Player Advantages in Blackjack—Double Down

Sometimes when I’m out in a casino I hear a blackjack player complaining about how the dealer has the advantage. Usually these players have lost a good number of hands. But then when watching them I can see that they’re not playing by basic strategy even.

But as to the dealer having the advantage, not so much. When playing according to basic strategy, the house only has a 0.5% edge over the blackjack player. And what gives them that edge?

Mostly they have more cards that favor them. High cards favor the player, and low cards favor the dealer. There are twenty cards per deck that favor the player and twenty five that favor the dealer. That’s where the edge comes from mostly.

But look at what the player has in his blackjack pocket.

Let’s take a look at one of the plays that the blackjack player has that give him an advantage: double down.

Doubling down is when a player doubles his wager and only receives one more card before standing. If he wins, he is paid twice the amount of his original wager because he doubled his wager. Doubling down is done so that the player can take advantage of circumstances that lie heavily in his favor.

Players will usually double down when they have a good chance of making a strong hand with only one more card, usually with a hard 10 or 11 and sometimes with a hard 9. By doubling their wager they are taking advantage of the greater payout offered to them.

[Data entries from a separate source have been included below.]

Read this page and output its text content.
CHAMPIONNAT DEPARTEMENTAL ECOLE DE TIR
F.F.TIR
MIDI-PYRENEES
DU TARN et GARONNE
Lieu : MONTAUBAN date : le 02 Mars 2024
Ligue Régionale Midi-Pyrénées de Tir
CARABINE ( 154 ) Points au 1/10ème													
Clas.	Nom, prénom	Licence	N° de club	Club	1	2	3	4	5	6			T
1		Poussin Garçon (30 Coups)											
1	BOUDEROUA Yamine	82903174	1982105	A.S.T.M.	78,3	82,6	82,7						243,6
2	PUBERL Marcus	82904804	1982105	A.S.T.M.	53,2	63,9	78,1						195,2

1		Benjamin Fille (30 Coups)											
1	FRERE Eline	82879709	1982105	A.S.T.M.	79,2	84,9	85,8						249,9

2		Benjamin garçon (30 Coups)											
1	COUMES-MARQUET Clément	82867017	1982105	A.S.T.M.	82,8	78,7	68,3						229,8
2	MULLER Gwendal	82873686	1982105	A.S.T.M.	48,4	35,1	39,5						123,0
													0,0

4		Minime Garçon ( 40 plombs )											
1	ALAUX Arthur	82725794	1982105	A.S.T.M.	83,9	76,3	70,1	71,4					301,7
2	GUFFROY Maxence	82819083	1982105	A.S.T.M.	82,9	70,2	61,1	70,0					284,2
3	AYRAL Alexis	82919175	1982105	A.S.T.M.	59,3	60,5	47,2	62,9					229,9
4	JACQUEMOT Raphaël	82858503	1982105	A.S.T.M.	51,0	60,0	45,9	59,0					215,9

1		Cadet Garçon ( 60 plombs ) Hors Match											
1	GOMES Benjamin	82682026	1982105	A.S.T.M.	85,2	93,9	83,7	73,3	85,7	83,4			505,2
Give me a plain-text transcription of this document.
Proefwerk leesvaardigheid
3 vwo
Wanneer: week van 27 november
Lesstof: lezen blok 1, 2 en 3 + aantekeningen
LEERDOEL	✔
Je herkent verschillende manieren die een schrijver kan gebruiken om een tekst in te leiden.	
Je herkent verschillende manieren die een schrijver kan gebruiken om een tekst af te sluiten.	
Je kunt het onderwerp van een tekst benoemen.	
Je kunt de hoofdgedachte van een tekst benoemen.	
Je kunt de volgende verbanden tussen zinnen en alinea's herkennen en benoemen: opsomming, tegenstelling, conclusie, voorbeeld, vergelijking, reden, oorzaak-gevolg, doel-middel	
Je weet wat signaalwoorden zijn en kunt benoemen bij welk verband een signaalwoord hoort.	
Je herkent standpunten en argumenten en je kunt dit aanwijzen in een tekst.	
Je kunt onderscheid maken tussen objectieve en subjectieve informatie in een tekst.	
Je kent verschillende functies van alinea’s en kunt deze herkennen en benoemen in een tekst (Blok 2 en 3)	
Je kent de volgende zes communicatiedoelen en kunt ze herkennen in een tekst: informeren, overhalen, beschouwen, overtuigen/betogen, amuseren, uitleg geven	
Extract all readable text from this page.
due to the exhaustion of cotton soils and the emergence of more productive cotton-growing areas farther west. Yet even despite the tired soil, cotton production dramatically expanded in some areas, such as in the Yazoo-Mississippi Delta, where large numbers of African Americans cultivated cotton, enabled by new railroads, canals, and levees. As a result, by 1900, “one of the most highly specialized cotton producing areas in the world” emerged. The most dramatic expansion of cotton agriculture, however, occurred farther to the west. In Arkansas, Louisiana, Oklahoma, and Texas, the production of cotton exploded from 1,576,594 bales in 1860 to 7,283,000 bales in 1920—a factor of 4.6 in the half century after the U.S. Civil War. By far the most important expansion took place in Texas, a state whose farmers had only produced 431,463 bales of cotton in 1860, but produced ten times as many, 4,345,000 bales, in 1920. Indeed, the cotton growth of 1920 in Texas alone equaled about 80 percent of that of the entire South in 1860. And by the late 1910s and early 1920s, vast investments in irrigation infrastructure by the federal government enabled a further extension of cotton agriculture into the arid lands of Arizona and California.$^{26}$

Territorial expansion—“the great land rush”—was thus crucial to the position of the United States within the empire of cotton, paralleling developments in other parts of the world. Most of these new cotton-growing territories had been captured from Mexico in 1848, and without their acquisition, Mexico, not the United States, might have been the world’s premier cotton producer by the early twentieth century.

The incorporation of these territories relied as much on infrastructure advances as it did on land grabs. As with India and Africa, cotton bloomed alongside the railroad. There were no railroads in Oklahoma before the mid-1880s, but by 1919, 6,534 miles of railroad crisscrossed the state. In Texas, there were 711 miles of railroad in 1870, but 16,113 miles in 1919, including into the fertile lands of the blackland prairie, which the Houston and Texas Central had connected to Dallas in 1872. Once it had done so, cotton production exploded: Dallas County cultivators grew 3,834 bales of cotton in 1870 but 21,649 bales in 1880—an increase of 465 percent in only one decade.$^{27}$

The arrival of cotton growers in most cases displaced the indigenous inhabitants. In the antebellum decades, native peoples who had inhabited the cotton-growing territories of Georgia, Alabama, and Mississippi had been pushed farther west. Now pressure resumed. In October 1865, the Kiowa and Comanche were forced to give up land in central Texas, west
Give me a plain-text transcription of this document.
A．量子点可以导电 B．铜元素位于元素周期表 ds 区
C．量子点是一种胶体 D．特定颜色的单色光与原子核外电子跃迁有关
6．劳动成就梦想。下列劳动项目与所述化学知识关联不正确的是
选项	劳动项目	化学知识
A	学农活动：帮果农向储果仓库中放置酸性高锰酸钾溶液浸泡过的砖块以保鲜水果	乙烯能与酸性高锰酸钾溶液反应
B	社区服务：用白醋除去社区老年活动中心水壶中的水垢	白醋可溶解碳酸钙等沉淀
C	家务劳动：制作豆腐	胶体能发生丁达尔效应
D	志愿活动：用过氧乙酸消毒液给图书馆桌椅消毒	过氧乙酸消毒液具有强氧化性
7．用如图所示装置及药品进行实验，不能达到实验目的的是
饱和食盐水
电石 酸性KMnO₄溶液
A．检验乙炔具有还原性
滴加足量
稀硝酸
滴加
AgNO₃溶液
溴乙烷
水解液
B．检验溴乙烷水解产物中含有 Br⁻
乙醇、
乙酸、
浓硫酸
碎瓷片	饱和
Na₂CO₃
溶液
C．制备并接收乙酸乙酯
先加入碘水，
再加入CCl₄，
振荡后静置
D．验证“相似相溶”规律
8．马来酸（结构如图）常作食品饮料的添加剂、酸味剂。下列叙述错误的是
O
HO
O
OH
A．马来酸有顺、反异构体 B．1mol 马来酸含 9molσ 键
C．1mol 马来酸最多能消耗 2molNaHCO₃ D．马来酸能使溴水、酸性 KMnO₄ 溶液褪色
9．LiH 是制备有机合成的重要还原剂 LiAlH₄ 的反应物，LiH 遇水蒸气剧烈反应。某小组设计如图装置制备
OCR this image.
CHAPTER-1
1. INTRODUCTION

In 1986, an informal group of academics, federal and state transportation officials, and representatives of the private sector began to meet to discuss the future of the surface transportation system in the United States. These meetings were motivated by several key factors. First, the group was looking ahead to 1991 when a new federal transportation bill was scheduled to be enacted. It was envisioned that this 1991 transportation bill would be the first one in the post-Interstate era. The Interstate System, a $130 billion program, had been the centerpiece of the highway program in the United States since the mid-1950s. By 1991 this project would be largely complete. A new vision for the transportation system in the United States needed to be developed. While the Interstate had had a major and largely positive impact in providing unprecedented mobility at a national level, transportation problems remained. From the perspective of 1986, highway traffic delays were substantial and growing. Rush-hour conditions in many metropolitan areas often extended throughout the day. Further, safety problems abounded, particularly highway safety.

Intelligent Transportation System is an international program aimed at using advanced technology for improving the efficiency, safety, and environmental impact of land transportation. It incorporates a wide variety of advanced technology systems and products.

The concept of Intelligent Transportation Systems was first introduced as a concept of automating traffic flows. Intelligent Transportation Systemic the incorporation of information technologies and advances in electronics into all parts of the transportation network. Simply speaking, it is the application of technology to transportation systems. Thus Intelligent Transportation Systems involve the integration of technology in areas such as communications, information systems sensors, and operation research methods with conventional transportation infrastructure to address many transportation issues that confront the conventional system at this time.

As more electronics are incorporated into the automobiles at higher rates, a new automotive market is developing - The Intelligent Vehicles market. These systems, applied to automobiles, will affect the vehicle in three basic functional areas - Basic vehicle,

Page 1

See, when a blackjack player wins a round he is paid 2-1. When the dealer wins he is only paid 1-1. The higher payout that a blackjack player receives is what tips the odds in his favor. If a player and the dealer each win the same number of hands, the player will have taken more of the dealer’s money than the dealer has taken of his. This is what tilts the odds in the player’s favor.

And that is why it is so important to double down when the opportunity arises. Doubling down not only has the benefit of receiving a greater payout, that greater payout hits the house harder than a payout on a non-doubled hand.